I loved the job, but inner-city D.C. wasn’t the best place for my family. In the past, it would have been easy to say, Honey, come on, be reasonable. I can’t just move like that! You know they always control where I go. I just go where they say to go. But when I saw her eyes, I realized this was not just a little request for her. This was, in a way, life or death. She’d had enough. Using my mission statement as a reminder of what I valued [Habit 2: Begin with the End in Mind\, I told her, “Okay, I’ll see what I can do.”
The next day, I went to my boss and said, “Look, I love working here. I am happy doing the job, but I need to get a balanced between work and my family. My wife wants to move out of the city. I think she’ll move whether I do or not. If I don’t have my family living here with me, I am not going to be effective for you. I am not going to be able to do the things you want me to, because I’ll always be worried about my family.”
He didn’t want to let me go, but he could see I was serious. During our conversation, he mentioned an opening in an agency outside the city for which I was qualified. He helped me get the job. When people heard I was moving to the country they couldn’t believe it. “Stan, are you nuts? You’re throwing away your chance for senior management. What are you doing?” They were really concerned I was suffering from temporary insanity.

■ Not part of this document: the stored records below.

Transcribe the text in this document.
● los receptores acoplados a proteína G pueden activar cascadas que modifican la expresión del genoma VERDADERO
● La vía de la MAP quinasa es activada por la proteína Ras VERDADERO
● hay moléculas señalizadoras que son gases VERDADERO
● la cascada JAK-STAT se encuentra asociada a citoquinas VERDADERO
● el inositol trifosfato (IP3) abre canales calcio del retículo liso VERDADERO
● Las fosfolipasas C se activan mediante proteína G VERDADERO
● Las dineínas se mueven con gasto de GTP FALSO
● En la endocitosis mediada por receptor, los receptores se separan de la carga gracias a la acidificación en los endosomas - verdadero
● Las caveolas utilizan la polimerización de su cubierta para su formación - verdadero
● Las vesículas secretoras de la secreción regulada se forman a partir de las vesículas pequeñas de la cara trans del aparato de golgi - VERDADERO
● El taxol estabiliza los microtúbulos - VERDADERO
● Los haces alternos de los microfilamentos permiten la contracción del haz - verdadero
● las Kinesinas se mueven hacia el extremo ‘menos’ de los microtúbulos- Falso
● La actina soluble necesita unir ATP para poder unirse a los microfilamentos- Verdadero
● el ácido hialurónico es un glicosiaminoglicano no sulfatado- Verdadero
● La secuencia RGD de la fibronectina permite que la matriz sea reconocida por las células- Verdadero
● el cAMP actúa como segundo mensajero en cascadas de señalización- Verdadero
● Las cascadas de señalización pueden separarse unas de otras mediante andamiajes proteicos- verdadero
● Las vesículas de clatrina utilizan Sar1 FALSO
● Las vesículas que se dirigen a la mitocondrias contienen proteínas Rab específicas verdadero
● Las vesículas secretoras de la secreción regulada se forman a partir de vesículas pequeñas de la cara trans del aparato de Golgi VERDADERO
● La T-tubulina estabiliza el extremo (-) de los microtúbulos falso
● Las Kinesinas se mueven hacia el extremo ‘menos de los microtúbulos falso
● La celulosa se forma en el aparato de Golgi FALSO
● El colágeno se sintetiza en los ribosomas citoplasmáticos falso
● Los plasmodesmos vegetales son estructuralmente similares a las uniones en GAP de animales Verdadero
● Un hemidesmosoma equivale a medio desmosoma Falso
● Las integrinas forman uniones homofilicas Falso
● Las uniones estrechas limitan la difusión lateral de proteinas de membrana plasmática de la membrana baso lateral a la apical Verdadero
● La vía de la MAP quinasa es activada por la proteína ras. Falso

“I don’t think I am throwing it all a way,”I’d reply. “I’m actually picking something else that is better.” Most of them just shook their heads and gave me a consoling pat on the shoulder.
I moved my family out of Washington to a small town. I stayed with the agency doing a job I enjoy. I still see my old friends and have opportunities to travel. My children are blossoming and are attending a school where they are able to excel and get the attention they need. My wife is overjoyed with owning our first home We set aside two nights a week as family nights. We have more time together and love gardening as a family. I never realized how much fun it could be to get dirty in the yard.

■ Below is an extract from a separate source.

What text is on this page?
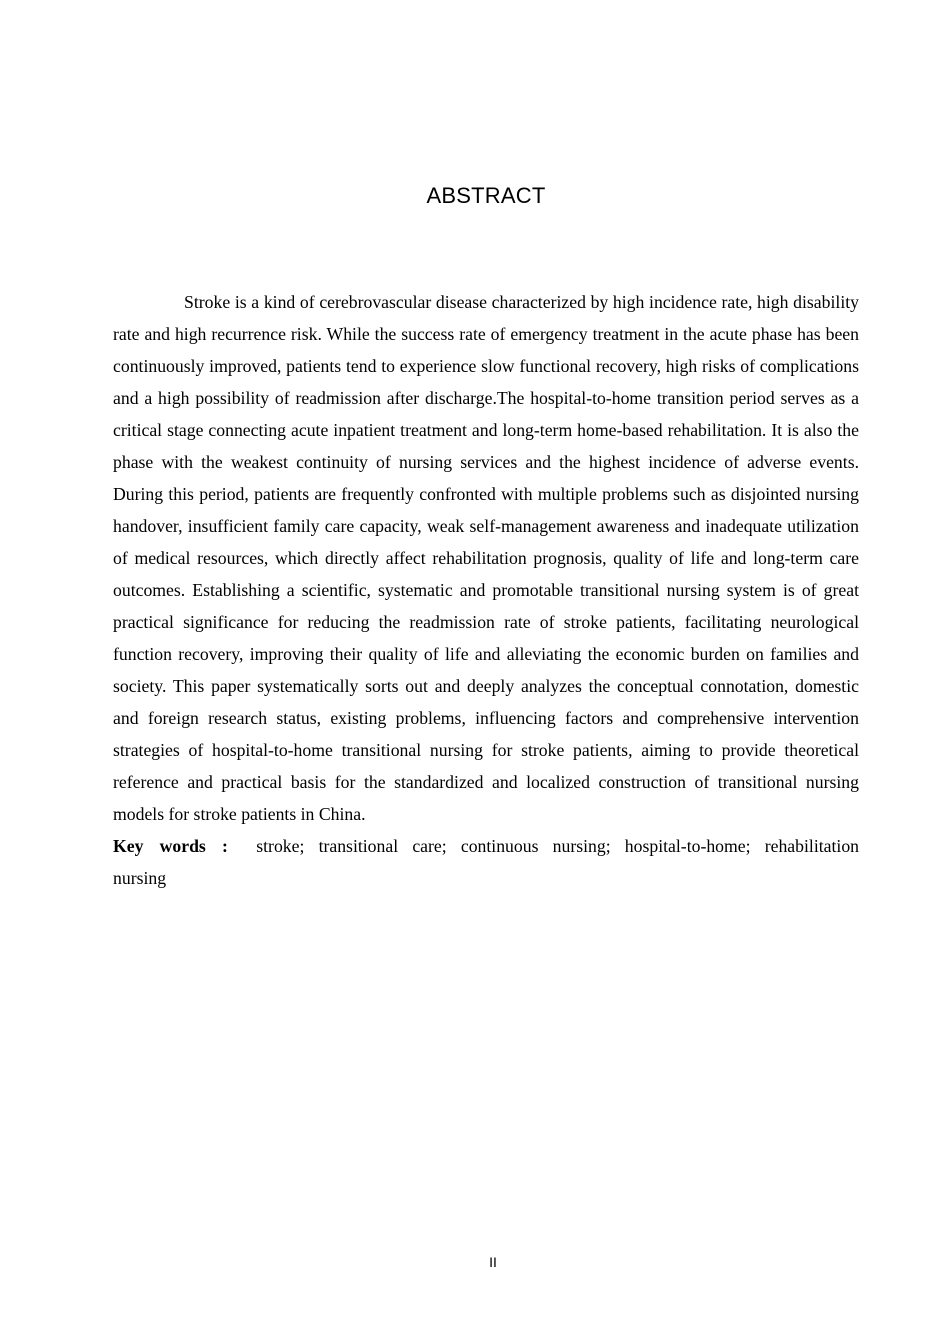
ABSTRACT

Stroke is a kind of cerebrovascular disease characterized by high incidence rate, high disability rate and high recurrence risk. While the success rate of emergency treatment in the acute phase has been continuously improved, patients tend to experience slow functional recovery, high risks of complications and a high possibility of readmission after discharge.The hospital-to-home transition period serves as a critical stage connecting acute inpatient treatment and long-term home-based rehabilitation. It is also the phase with the weakest continuity of nursing services and the highest incidence of adverse events. During this period, patients are frequently confronted with multiple problems such as disjointed nursing handover, insufficient family care capacity, weak self-management awareness and inadequate utilization of medical resources, which directly affect rehabilitation prognosis, quality of life and long-term care outcomes. Establishing a scientific, systematic and promotable transitional nursing system is of great practical significance for reducing the readmission rate of stroke patients, facilitating neurological function recovery, improving their quality of life and alleviating the economic burden on families and society. This paper systematically sorts out and deeply analyzes the conceptual connotation, domestic and foreign research status, existing problems, influencing factors and comprehensive intervention strategies of hospital-to-home transitional nursing for stroke patients, aiming to provide theoretical reference and practical basis for the standardized and localized construction of transitional nursing models for stroke patients in China.

Key words : stroke; transitional care; continuous nursing; hospital-to-home; rehabilitation nursing

II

- There is one sure thing that we directly control our own behavior. As for the behavior of others, we have only indirect control, which is based upon what method of influence we use. Here are also many things over which we have no control things such as the weather, the economy, our in-laws, our genes. The key to all three challenges (direct control, indirect control, and no control) is always the same begin by hanging yourself your habits, your methods of influence, or your attitudes. The couple in this story literally picked up and changed their circumstances, which resulted in a more balanced, peaceful, happy personal and family life. They changed their methods of influence with each other by practicing Habit 5: Seek First to Understand, Then to Be Understood. They changed their method of influence with the husband’s boss by courageously seeking to be understood (the last half of Habit 5) and by coming up with a win-win synergistic arrangement (Habits 4 and 6: Think Win-Win and synergize). It is absolutely marvelous to see the freedom people really have when they take responsible and initiative.